When Crazy Lady saw Smartmom neatly packing up all of Teen Spirit’s clutter, she looked aghast.
“You should toss that in a garbage and pour kerosene on it,” Crazy Lady said with a demonic look on her face.
That scared Smartmom. What if Crazy Lady went too far? What if she did something that would compromise her delicate relationship with Teen Spirit?
“Back off, Crazy Lady,” Smartmom said. Every item was infused with memories from Teen Spirit’s childhood. It wasn’t up to Smartmom to decide what to keep and what to throw away.
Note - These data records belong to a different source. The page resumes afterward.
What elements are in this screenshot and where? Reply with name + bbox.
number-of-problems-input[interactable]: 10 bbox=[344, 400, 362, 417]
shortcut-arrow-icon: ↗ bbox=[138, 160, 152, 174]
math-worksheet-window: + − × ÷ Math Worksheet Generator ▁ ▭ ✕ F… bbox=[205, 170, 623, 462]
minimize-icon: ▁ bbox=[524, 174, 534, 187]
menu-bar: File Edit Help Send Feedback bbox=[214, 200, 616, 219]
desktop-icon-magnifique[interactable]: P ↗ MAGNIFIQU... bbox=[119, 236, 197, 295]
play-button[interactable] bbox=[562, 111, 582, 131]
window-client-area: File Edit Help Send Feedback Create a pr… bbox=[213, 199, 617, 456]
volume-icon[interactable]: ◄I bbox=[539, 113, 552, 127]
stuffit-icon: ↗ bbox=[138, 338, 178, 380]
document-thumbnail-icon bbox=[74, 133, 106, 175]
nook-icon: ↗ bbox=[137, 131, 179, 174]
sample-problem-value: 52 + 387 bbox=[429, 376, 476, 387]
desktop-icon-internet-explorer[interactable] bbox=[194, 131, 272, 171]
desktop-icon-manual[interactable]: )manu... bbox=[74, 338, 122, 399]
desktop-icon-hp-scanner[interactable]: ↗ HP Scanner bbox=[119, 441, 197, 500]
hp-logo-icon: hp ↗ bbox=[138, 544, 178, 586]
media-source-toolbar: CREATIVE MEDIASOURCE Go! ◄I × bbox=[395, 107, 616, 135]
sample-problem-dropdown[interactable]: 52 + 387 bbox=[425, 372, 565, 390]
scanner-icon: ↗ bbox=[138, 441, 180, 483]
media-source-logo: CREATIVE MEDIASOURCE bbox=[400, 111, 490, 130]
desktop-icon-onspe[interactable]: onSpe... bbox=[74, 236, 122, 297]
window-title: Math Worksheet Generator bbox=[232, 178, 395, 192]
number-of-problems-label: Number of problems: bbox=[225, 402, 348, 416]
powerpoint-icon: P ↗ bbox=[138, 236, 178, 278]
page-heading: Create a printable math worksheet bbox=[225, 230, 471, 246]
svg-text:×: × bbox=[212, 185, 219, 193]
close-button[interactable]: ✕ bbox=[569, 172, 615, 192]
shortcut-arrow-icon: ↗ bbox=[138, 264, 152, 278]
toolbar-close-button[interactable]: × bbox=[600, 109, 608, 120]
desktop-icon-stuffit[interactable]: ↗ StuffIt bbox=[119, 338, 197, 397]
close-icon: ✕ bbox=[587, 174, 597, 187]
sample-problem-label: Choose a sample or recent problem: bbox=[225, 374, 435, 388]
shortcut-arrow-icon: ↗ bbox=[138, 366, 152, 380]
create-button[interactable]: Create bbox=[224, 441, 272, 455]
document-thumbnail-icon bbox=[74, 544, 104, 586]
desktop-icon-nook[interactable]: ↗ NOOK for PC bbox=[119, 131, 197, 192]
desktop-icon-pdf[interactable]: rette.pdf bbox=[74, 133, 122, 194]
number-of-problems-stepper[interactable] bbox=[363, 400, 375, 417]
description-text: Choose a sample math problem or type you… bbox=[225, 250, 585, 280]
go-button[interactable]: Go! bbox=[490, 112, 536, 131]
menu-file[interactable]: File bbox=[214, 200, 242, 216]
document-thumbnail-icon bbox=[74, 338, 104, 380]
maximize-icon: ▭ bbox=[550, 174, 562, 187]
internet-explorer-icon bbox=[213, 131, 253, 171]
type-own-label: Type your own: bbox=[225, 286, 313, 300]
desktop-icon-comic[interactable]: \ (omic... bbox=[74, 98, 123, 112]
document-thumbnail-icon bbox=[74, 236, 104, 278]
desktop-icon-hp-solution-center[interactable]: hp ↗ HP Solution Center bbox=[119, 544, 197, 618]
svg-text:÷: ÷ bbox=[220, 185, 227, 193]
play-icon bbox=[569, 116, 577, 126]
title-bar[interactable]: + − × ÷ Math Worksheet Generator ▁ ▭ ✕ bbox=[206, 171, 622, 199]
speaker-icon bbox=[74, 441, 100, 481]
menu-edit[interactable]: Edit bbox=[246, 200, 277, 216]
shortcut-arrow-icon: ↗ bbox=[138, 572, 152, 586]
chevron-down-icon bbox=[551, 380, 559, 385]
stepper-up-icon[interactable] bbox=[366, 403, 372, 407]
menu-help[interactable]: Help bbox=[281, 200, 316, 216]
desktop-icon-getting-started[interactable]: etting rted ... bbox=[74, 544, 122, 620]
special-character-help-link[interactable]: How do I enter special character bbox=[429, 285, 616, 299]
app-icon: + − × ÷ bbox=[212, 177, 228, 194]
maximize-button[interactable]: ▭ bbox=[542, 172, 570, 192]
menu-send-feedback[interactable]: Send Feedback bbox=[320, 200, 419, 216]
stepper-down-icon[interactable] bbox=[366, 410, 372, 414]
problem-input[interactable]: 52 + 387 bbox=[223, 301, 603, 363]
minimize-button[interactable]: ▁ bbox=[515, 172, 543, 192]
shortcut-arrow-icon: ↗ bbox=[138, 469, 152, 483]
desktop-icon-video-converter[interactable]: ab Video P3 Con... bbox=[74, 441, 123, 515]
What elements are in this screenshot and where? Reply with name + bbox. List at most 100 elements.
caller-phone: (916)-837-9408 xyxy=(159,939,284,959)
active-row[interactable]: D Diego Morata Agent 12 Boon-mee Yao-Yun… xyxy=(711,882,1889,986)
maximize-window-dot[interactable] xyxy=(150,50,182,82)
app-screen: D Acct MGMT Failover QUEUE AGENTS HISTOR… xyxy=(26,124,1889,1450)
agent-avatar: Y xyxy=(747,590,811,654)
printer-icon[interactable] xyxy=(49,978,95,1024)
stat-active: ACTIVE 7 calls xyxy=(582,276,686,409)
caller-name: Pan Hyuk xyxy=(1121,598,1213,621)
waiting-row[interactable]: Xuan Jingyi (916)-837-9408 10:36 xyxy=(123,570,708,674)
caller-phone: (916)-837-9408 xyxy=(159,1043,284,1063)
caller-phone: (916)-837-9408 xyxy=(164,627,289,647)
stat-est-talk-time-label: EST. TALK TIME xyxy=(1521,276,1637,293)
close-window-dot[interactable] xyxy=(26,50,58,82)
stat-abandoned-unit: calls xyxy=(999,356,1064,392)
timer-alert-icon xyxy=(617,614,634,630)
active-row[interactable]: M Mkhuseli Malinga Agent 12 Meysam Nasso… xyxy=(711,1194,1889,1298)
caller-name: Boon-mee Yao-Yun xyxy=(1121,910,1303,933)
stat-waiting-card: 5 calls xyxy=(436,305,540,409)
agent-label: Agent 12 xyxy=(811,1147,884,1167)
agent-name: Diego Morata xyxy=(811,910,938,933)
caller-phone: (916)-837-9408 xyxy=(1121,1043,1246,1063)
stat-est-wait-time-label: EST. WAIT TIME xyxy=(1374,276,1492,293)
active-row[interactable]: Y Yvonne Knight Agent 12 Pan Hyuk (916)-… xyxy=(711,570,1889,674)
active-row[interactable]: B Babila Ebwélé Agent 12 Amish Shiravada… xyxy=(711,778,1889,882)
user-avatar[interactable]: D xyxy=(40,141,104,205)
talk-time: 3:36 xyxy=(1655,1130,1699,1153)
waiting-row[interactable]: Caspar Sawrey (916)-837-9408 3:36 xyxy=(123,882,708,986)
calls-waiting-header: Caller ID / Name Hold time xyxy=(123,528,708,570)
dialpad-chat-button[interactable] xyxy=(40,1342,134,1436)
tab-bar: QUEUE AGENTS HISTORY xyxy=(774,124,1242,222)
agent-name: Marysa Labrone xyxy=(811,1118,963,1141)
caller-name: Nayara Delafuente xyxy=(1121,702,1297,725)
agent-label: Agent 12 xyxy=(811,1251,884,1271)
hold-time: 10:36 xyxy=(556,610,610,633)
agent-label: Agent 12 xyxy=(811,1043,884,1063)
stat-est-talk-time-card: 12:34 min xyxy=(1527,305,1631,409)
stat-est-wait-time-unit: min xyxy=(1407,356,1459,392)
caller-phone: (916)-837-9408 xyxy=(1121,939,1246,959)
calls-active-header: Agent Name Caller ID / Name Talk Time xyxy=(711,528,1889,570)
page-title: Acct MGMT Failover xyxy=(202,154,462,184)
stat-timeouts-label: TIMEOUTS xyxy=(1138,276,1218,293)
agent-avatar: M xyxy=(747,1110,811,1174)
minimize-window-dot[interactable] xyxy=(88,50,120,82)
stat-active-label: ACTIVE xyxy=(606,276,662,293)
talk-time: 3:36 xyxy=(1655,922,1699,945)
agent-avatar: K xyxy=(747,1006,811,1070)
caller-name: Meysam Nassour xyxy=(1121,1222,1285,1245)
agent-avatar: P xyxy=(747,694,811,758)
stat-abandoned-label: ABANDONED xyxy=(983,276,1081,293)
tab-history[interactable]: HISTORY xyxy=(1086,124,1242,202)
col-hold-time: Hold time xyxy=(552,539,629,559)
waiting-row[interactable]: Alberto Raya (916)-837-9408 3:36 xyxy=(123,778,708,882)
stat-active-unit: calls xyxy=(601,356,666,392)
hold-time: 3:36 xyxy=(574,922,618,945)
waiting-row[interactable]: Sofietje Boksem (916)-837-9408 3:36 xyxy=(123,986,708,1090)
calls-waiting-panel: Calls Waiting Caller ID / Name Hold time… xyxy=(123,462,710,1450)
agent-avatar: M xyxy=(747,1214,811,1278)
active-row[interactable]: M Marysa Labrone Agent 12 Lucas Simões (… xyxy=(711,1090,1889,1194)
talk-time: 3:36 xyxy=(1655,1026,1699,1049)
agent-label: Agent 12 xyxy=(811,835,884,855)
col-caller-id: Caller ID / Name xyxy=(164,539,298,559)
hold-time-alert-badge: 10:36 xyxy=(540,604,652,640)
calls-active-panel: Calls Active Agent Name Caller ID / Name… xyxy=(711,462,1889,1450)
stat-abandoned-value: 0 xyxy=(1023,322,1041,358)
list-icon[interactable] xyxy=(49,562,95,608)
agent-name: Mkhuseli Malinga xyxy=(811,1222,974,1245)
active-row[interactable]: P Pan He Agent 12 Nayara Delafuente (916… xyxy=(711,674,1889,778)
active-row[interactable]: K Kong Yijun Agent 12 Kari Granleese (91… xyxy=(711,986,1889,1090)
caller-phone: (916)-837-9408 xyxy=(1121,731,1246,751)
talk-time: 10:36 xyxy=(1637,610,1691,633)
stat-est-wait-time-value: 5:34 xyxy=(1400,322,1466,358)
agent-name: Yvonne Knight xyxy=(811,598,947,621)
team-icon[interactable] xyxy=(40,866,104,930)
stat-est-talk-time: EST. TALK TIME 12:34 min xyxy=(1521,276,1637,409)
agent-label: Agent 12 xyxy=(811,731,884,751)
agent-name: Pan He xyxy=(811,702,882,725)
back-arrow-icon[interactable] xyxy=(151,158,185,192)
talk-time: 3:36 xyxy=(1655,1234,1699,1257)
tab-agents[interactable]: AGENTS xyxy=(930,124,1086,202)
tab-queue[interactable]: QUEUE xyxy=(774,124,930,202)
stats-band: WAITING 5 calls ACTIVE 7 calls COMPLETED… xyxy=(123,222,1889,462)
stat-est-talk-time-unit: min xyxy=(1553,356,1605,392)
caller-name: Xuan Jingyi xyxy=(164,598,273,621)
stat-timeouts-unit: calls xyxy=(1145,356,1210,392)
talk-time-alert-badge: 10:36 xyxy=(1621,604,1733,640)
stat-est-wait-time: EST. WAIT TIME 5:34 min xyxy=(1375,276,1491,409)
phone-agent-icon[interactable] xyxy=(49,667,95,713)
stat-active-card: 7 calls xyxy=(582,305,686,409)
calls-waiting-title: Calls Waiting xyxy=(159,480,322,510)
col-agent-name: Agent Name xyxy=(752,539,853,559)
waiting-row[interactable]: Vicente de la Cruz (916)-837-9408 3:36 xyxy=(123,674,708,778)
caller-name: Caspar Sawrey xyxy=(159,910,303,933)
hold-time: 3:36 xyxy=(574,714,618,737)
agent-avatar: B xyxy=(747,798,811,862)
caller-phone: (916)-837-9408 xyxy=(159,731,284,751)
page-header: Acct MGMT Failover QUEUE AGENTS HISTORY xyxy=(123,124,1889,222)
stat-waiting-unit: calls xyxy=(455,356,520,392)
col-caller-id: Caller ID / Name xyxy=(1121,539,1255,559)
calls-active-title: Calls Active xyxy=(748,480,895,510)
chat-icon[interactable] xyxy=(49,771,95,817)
She could, however, organize it in such a way that Teen Spirit could look through it and decide for himself.
“But this is junk, garbage, things he clearly doesn’t need,” Crazy Lady told Smartmom.
“But it’s his junk,” Smartmom replied. “Hands off.”
Crazy Lady rolled her eyes and went back to work in Teen Spirit’s room. Now that there was less clutter, she could really clean.
At times like this, life with — or as — Crazy Lady is a mixed blessing. She’s a good motivator when a job needs to be done. But sometimes she goes too far. Smartmom has to keep her in line so she doesn’t destroy the family’s ever-tenuous dynamic.
In the days that followed, Smartmom and Crazy Lady worked side by side in Teen Spirit’s bedroom, which smelled of Meyer’s soap, Fantastic and Pledge. For the most part, they got along well, but there were some touchy moments. Smartmom thought she saw Crazy Lady eyeing Teen Spirit’s collection of Tintin books,
“Don’t touch those,” Smartmom told her.
“Just dusting around them,” she told Smartmom.
By the time Teen Spirit gets home from Texas, he may not even notice how extensively the room was cleaned. Smartmom will show him the boxes of childhood stuff that he can go through. No pressure. He can take his time. Just as long as Crazy Lady isn’t around
She gets a little carried away sometimes.